A. bussei is able to hydrolyse aesculin but not gelatine. The bacterium is positive for alkaline phosphatase, esterase (C4), esterase lipase (C8), lipase (C14), leucine arylamidase, valine arylamidase, cystine arylamidase, trypsin, naphthol AS-BI-phosphohydrolase, α-galactosidase, β-galactosidase, α-glucosidase, β-glucosidase and α-mannosidase. Negative for α-chymotrypsin, acid phosphatase, β-glucuronidase, N-acetyl-β-glucosaminidase, α-fucosidase, arginine dihydrolase and urease. Within the chemoorgano-heterotrophic metabolism, A. bussei can use a large number of organic compounds as a source of carbon. These include carbohydrates (pentoses, hexoses and oligosaccharides), sugar alcohols and amino acids. Under aerobic conditions, for example, D-glucose is used, but no acid is formed, as would be typical for fermentation. Other usable substrates are glycerol, L-arabinose, D-xylose, D-galactose, D-glucose, D-fructose, D-mannose, L-rhamnose, D-mannitol, N-acetylglucosamine, arbutin, aesculin, salicin, D-cellobiose, D-maltose, D-melibiose, sucrose, D-trehalose, D-raffinose, starch, glycogen, D-turanose, potassium gluconate and potassium 5-ketogluconate. Furthermore amino acids leucine and valine are assimilated.

Carbohydrates that cannot be used are erythritol, D-arabinose, D-ribose, L-xylose, D-ribitol, methyl-β-D-xylopyranoside, L-sorbose, dulcitol, inositol, D-sorbitol, Methyl-α-D-mannopyranoside, methyl-α-D-glucopyranoside, amygdalin, D-lactose, inulin, D-melezitose, xylitol, gentiobiose, D-lyxose, D-tagatose, fucose, arabitol and potassium 2-ketogluconate. It cannot reduce nitrate to nitrite.

=== Chemotaxonomy ===
The fatty acids occurring in the membrane lipids are iso-C_{14:0}, iso-C_{14:1} cis 9, C_{14:0}, iso-C_{15:1} cis 9, iso-C_{15:1} cis 4, iso-C_{15:0}, anteiso-C_{15:0}, iso-C_{16:1} cis 9, iso-C_{16:0}, C_{16:1} cis 9, C_{16:0}, C_{17:1} cis 10/11, C_{17:1} cis 9, iso-C_{17:0} and anteiso-C_{17:0}. The main fatty acids are anteiso-C_{15:0} and iso-C_{15:0} at 30 °C. At low temperatures (10 °C) monounsaturated fatty acids are produced.

A. bussei produces menaquinone-9 (H_{2}), which is the main quinone in the genus Arthrobacter, menaquinone-8 (H_{2}) and menaquinone-9. The bacterium also produces the polar lipids diphosphatidylglycerol, phosphatidylglycerol, phosphatidylinositol and monoacyldimannosyl-monoacylglycerol.

The pink colouration of the bacterium is caused by the C_{50} carotenoid bacterioruberin and a number of its mono-, di- and tetraglycosylated derivatives.

=== Phylogeny ===
A. bussei is assigned in the "pink Arthrobacter agilis group" within the "Arthrobacter agilis group", which forms a stable clade.

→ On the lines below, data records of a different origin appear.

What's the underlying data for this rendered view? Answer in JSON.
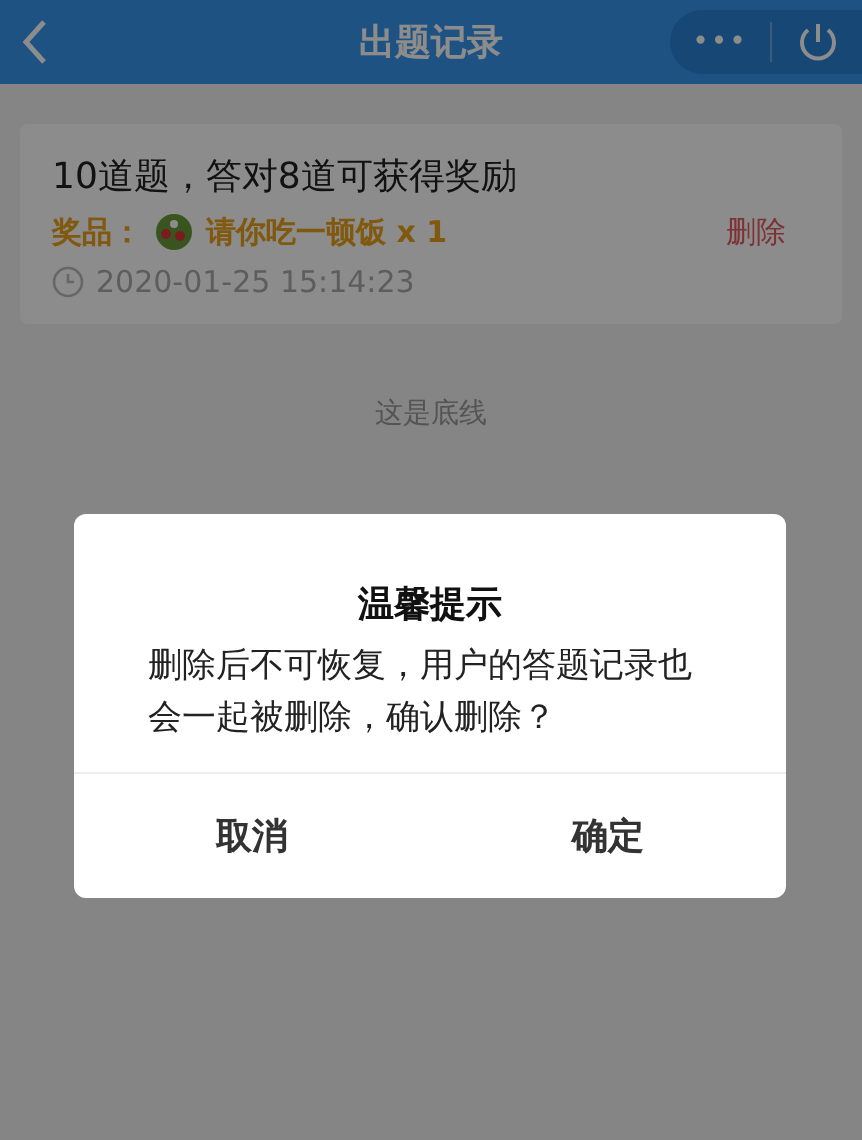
{
  "header": {
    "title": "出题记录",
    "menu": "•••"
  },
  "records": [
    {
      "title": "10道题，答对8道可获得奖励",
      "prize_label": "奖品：",
      "prize": "请你吃一顿饭 x 1",
      "delete": "删除",
      "time": "2020-01-25 15:14:23"
    }
  ],
  "end_note": "这是底线",
  "dialog": {
    "title": "温馨提示",
    "message": "删除后不可恢复，用户的答题记录也会一起被删除，确认删除？",
    "buttons": [
      "取消",
      "确定"
    ]
  }
}
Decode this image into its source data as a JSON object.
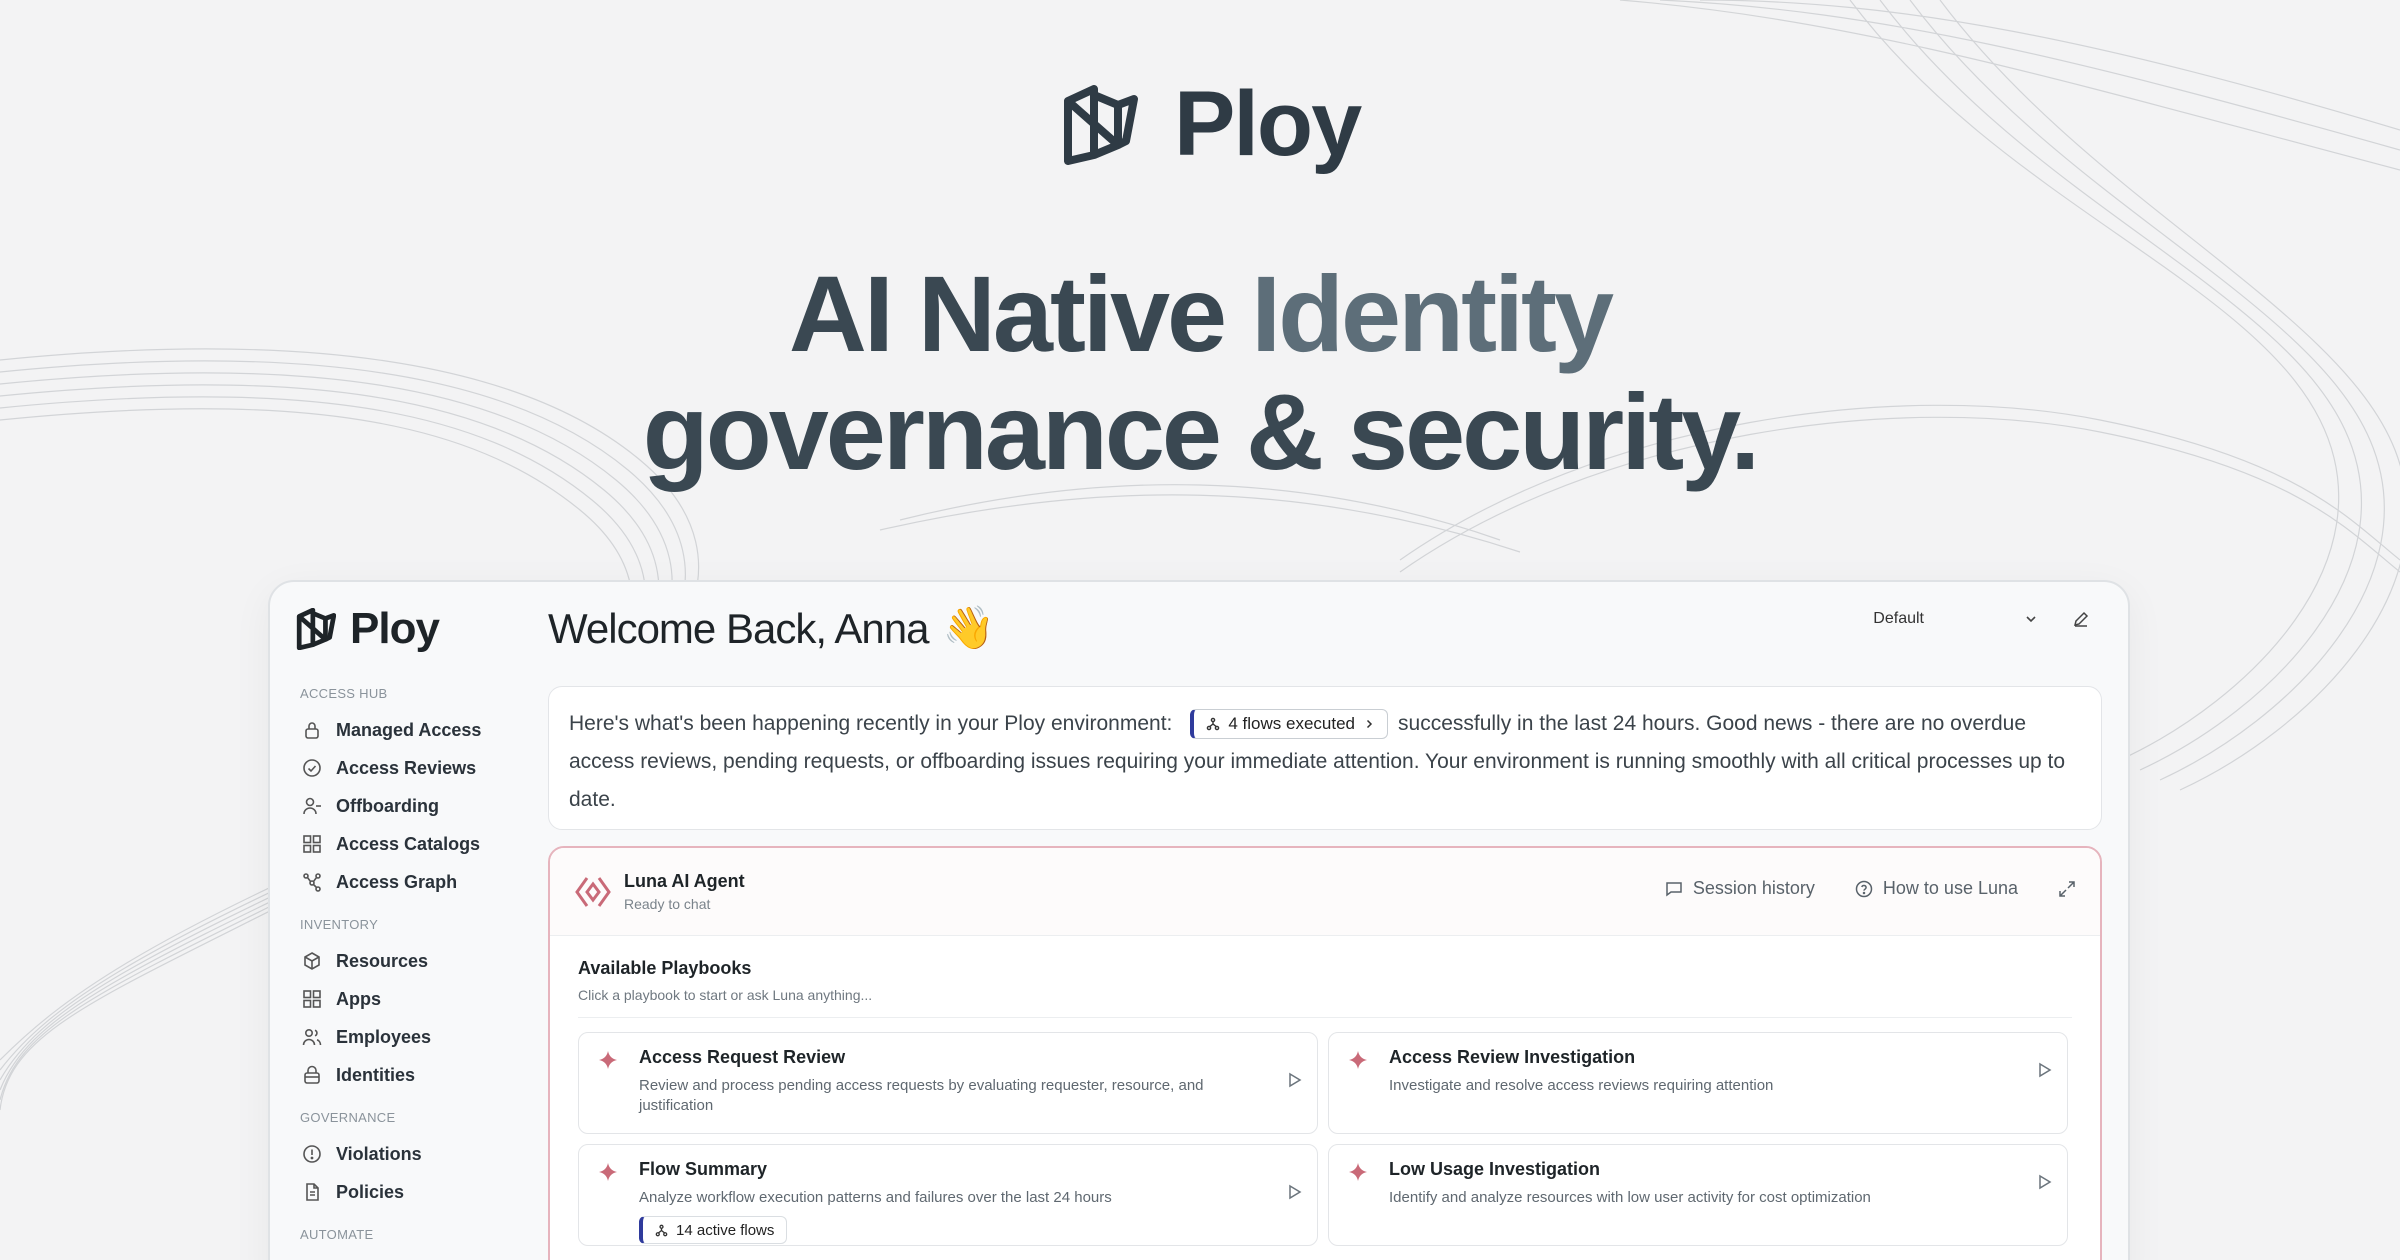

The "pink Arthrobacter agilis group" includes the species Arthrobacter agilis, Arthrobacter ruber and Arthrobacter echini, which all have a pink pigmentation. Other species of the Arthrobacter agilis group', Arthrobacter flavus, Arthrobacter tecti, Arthrobacter parietis and Arthrobacter tumbae are yellow or yellow-orange pigmented.

=== Genome ===
The genome of strain A. bussei KR32^{T} was fully sequenced in 2019 and has a size of 3.63 megabase pairs. There are 3086 proteins annotated. The genome contains, inter alia, genes for the biosynthesis of carotenoids and two putative acyl-CoA desaturases, by which the bacterium can synthesize monounsaturated fatty acids. The genomic DNA G+C content of the type strain is 69.14 mol%, based on the whole genome sequence.

== Culture collections ==
The type strain A. bussei KR32^{T} (=DSM 109896^{T} =LMG 31480^{T} =NCCB 100733^{T} ) is available for scientific and commercial purposes.